Belgique

La tendance se confirme à moyen terme : depuis un an, à chaque édition de notre baromètre, le Vlaams Belang perd environ 1 pc d'intentions de vote. En juin 2006, il s'affichait à son sommet absolu avec 26,6 pc (et un doigt du cartel CD & V/N-VA - 26,7 pc) et pouvait sembler en route vers la barre des 30 pc. Il est aujourd'hui à 22,9 pc. Les dirigeants du parti d'extrême-droite eux-mêmes s'attendent désormais à un recul le 10 juin par rapport aux élections régionales d'il y a trois ans (le parti, à l'époque encore "Vlaams Blok", avait fait 24,2 pc des voix) et visent les 20 pc.

Où sont partis les déçus du Belang ? Peut-être en partie vers la Lijst Dedecker. Mais malgré le ralliement de quelques noms connus, comme l'ex-Belang (et ex-journaliste) Jurgen Verstrepen, la parlementaire SP.A Mimount Bousakla ou la judoka Ulla Werbrouck, la liste ultra-libérale plafonne à 2 pc à la veille du scrutin. Le parti de l'ex-VLD n'a jamais approché les 5 pc dans aucun sondage et il risque dès lors d'encore enregistrer des défections supplémentaires au moment du scrutin, au nom du vote utile.

Le CD & V/N-VA loin devant

L'Open VLD, par contre, ne semble pas souffrir du départ de Jean-Marie Dedecker. Mais si sa progression est régulière depuis un an (bas historique de 16,9 pc dans notre baromètre de juin 2006), elle n'est pas très significative. Malgré le battage de Guy Verhofstadt, une ligne politique clarifiée et une meilleure image du gouvernement fédéral sur la fin, les libéraux flamands n'atteignent que 18,6 pc. Ils n'ont plus franchi la barre des 20 pc dans notre baromètre depuis septembre 2004, début des turbulences pour la coalition violette, avec le dossier DHL.

À 19,4 pc, les socialistes flamands, davantage épargnés par les critiques de l'opposition, ne font somme toute guère mieux. Ils affichent un score quasiment identique à celui des régionales de 2004. Johan Vande Lanotte semble avoir plutôt réussi sa reprise au vol de la présidence du parti après le départ-surprise de Steve Stevaert en 2005. Mais à l'été 2005, le cartel SP.A-Spirit affichait tout de même un peu plus : 21,4 pc. Total pour la coalition violette au nord : 38 pc.
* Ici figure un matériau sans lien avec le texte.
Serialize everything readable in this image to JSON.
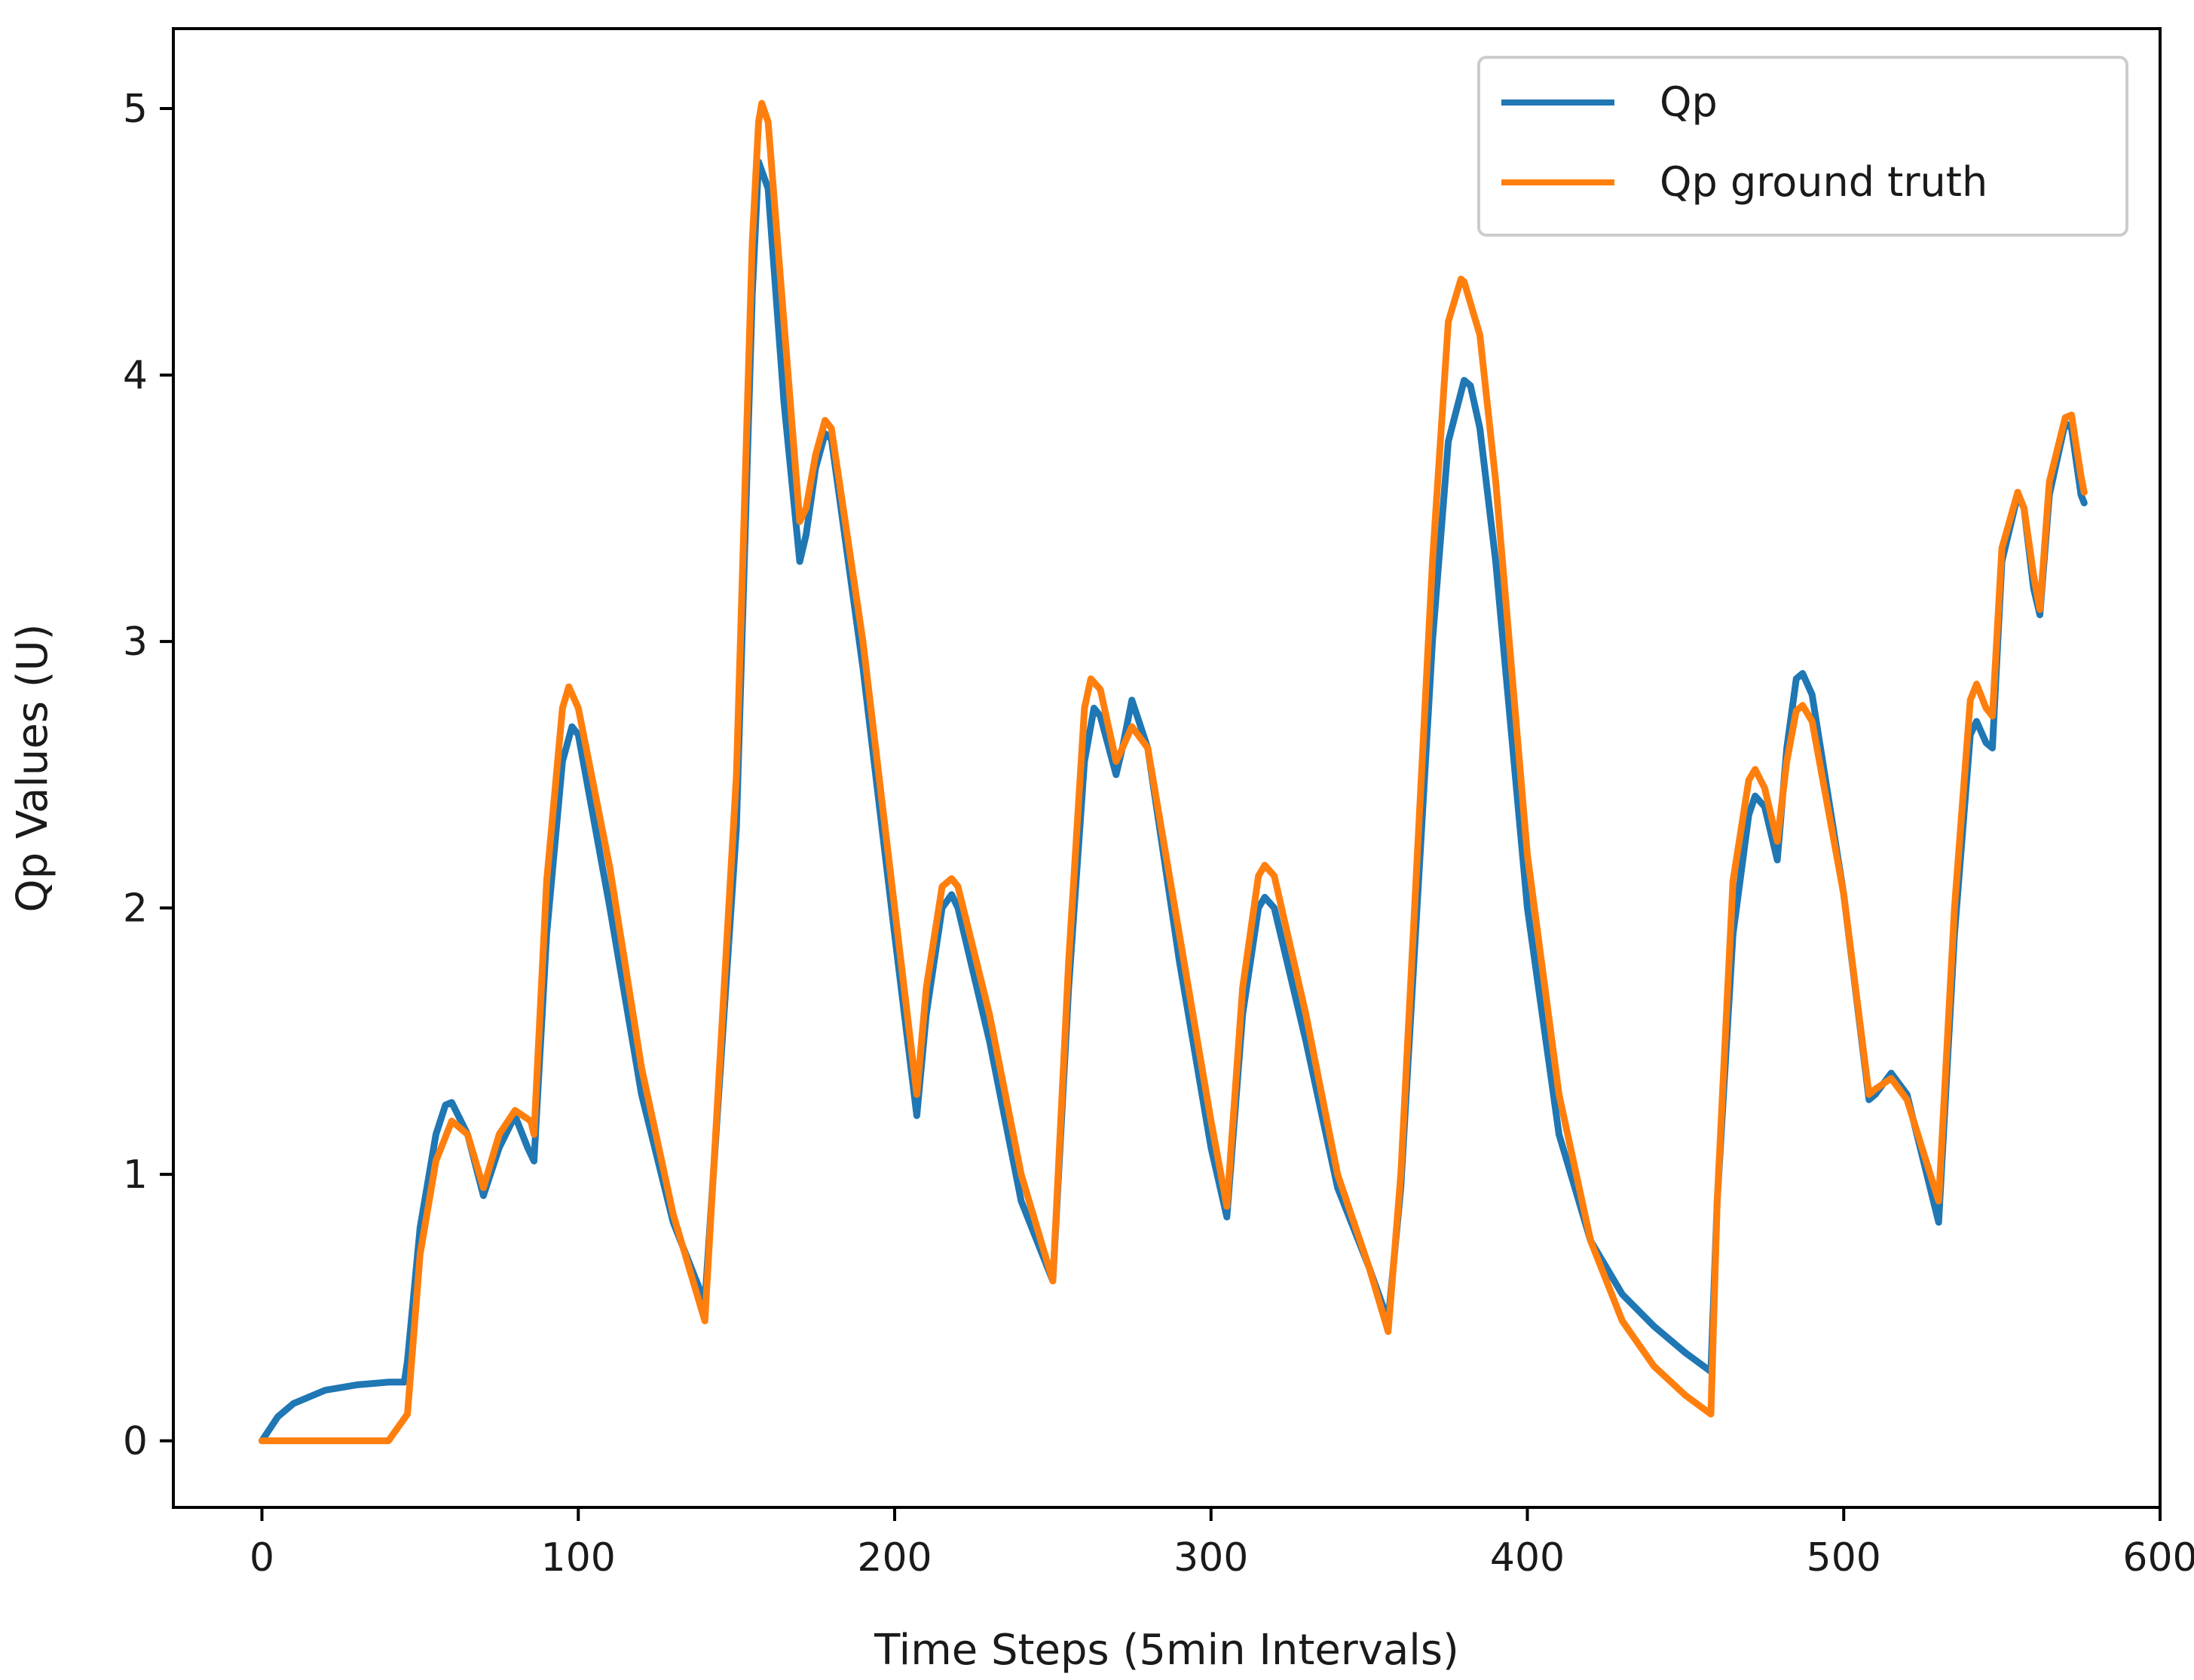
{
  "chart_data": {
    "type": "line",
    "title": "",
    "xlabel": "Time Steps (5min Intervals)",
    "ylabel": "Qp Values (U)",
    "xlim": [
      -28,
      600
    ],
    "ylim": [
      -0.25,
      5.3
    ],
    "xticks": [
      0,
      100,
      200,
      300,
      400,
      500,
      600
    ],
    "yticks": [
      0,
      1,
      2,
      3,
      4,
      5
    ],
    "xtick_labels": [
      "0",
      "100",
      "200",
      "300",
      "400",
      "500",
      "600"
    ],
    "ytick_labels": [
      "0",
      "1",
      "2",
      "3",
      "4",
      "5"
    ],
    "grid": false,
    "legend_position": "top-right",
    "series": [
      {
        "name": "Qp",
        "color": "#1f77b4",
        "x": [
          0,
          5,
          10,
          20,
          30,
          40,
          45,
          46,
          50,
          55,
          58,
          60,
          65,
          70,
          75,
          80,
          84,
          86,
          90,
          95,
          98,
          100,
          110,
          120,
          130,
          140,
          150,
          155,
          157,
          160,
          165,
          170,
          172,
          175,
          178,
          180,
          190,
          200,
          207,
          210,
          215,
          218,
          220,
          230,
          240,
          250,
          255,
          260,
          263,
          265,
          270,
          272,
          275,
          280,
          290,
          300,
          305,
          310,
          315,
          317,
          320,
          330,
          340,
          350,
          356,
          360,
          370,
          375,
          380,
          382,
          385,
          390,
          400,
          410,
          420,
          430,
          440,
          450,
          458,
          460,
          465,
          470,
          472,
          475,
          479,
          482,
          485,
          487,
          490,
          500,
          508,
          510,
          515,
          520,
          530,
          535,
          540,
          542,
          545,
          547,
          550,
          555,
          557,
          560,
          562,
          565,
          570,
          572,
          575,
          576
        ],
        "y": [
          0,
          0.09,
          0.14,
          0.19,
          0.21,
          0.22,
          0.22,
          0.3,
          0.8,
          1.15,
          1.26,
          1.27,
          1.15,
          0.92,
          1.1,
          1.22,
          1.1,
          1.05,
          1.9,
          2.55,
          2.68,
          2.65,
          2.0,
          1.3,
          0.82,
          0.52,
          2.3,
          4.3,
          4.8,
          4.7,
          3.9,
          3.3,
          3.4,
          3.65,
          3.78,
          3.76,
          2.9,
          1.9,
          1.22,
          1.6,
          2.0,
          2.05,
          2.0,
          1.5,
          0.9,
          0.6,
          1.7,
          2.55,
          2.75,
          2.72,
          2.5,
          2.6,
          2.78,
          2.6,
          1.8,
          1.1,
          0.84,
          1.6,
          2.0,
          2.04,
          2.0,
          1.5,
          0.95,
          0.65,
          0.45,
          0.95,
          3.0,
          3.75,
          3.98,
          3.96,
          3.8,
          3.3,
          2.0,
          1.15,
          0.75,
          0.55,
          0.43,
          0.33,
          0.26,
          0.9,
          1.9,
          2.35,
          2.42,
          2.38,
          2.18,
          2.6,
          2.86,
          2.88,
          2.8,
          2.05,
          1.28,
          1.3,
          1.38,
          1.3,
          0.82,
          1.9,
          2.65,
          2.7,
          2.62,
          2.6,
          3.3,
          3.55,
          3.5,
          3.2,
          3.1,
          3.55,
          3.82,
          3.8,
          3.55,
          3.52
        ]
      },
      {
        "name": "Qp ground truth",
        "color": "#ff7f0e",
        "x": [
          0,
          20,
          40,
          46,
          50,
          55,
          60,
          65,
          70,
          75,
          80,
          85,
          86,
          90,
          95,
          97,
          100,
          110,
          120,
          130,
          140,
          150,
          155,
          157,
          158,
          160,
          165,
          170,
          172,
          175,
          178,
          180,
          190,
          200,
          207,
          210,
          215,
          218,
          220,
          230,
          240,
          250,
          255,
          260,
          262,
          265,
          270,
          272,
          275,
          280,
          290,
          300,
          305,
          310,
          315,
          317,
          320,
          330,
          340,
          350,
          356,
          360,
          370,
          375,
          379,
          380,
          385,
          390,
          400,
          410,
          420,
          430,
          440,
          450,
          458,
          460,
          465,
          470,
          472,
          475,
          479,
          482,
          485,
          487,
          490,
          500,
          508,
          510,
          515,
          520,
          530,
          535,
          540,
          542,
          545,
          547,
          550,
          555,
          557,
          560,
          562,
          565,
          570,
          572,
          575,
          576
        ],
        "y": [
          0,
          0,
          0,
          0.1,
          0.7,
          1.05,
          1.2,
          1.15,
          0.95,
          1.15,
          1.24,
          1.2,
          1.15,
          2.1,
          2.75,
          2.83,
          2.75,
          2.15,
          1.4,
          0.85,
          0.45,
          2.5,
          4.5,
          4.95,
          5.02,
          4.95,
          4.2,
          3.45,
          3.5,
          3.7,
          3.83,
          3.8,
          3.0,
          2.0,
          1.3,
          1.7,
          2.08,
          2.11,
          2.08,
          1.6,
          1.0,
          0.6,
          1.8,
          2.75,
          2.86,
          2.82,
          2.55,
          2.6,
          2.68,
          2.6,
          1.9,
          1.2,
          0.88,
          1.7,
          2.12,
          2.16,
          2.12,
          1.6,
          1.0,
          0.65,
          0.41,
          1.0,
          3.3,
          4.2,
          4.36,
          4.35,
          4.15,
          3.6,
          2.2,
          1.3,
          0.75,
          0.45,
          0.28,
          0.17,
          0.1,
          0.9,
          2.1,
          2.48,
          2.52,
          2.45,
          2.25,
          2.55,
          2.74,
          2.76,
          2.7,
          2.05,
          1.3,
          1.32,
          1.36,
          1.28,
          0.9,
          2.0,
          2.78,
          2.84,
          2.75,
          2.72,
          3.35,
          3.56,
          3.5,
          3.25,
          3.12,
          3.6,
          3.84,
          3.85,
          3.62,
          3.56
        ]
      }
    ]
  }
}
C'est peu dire que cela ne suffira pas.

Il risque donc d'y avoir nettement moins de suspense dimanche au nord du pays qu'ailleurs : à la veille du scrutin, le cartel CD & V/N-VA a six points d'avance sur le Belang, neuf sur SP.A-Spirit et dix sur l'Open VLD : on imagine mal qu'il ne sorte pas vainqueur et maître du jeu en Flandre. Les chrétiens-démocrates n'ont même pas eu besoin de mener une campagne virulente pour arriver à ce résultat, l'opinion publique flamande semble acquise de longue date à un renversement de majorité.

Depuis les élections régionales, les violets n'ont atteint qu'une seule fois 40pc d'intentions de vote ensemble : c'était en septembre 2004...

Enfin, les verts flamands restent à la traîne de leurs frères francophones. 6,3 pc, c'est leur deuxième plus mauvais score depuis les élections régionales, alors que la problématique du climat est partout. Néanmoins, le risque de n'obtenir aucun parlementaire, comme en 2003, semble écarté.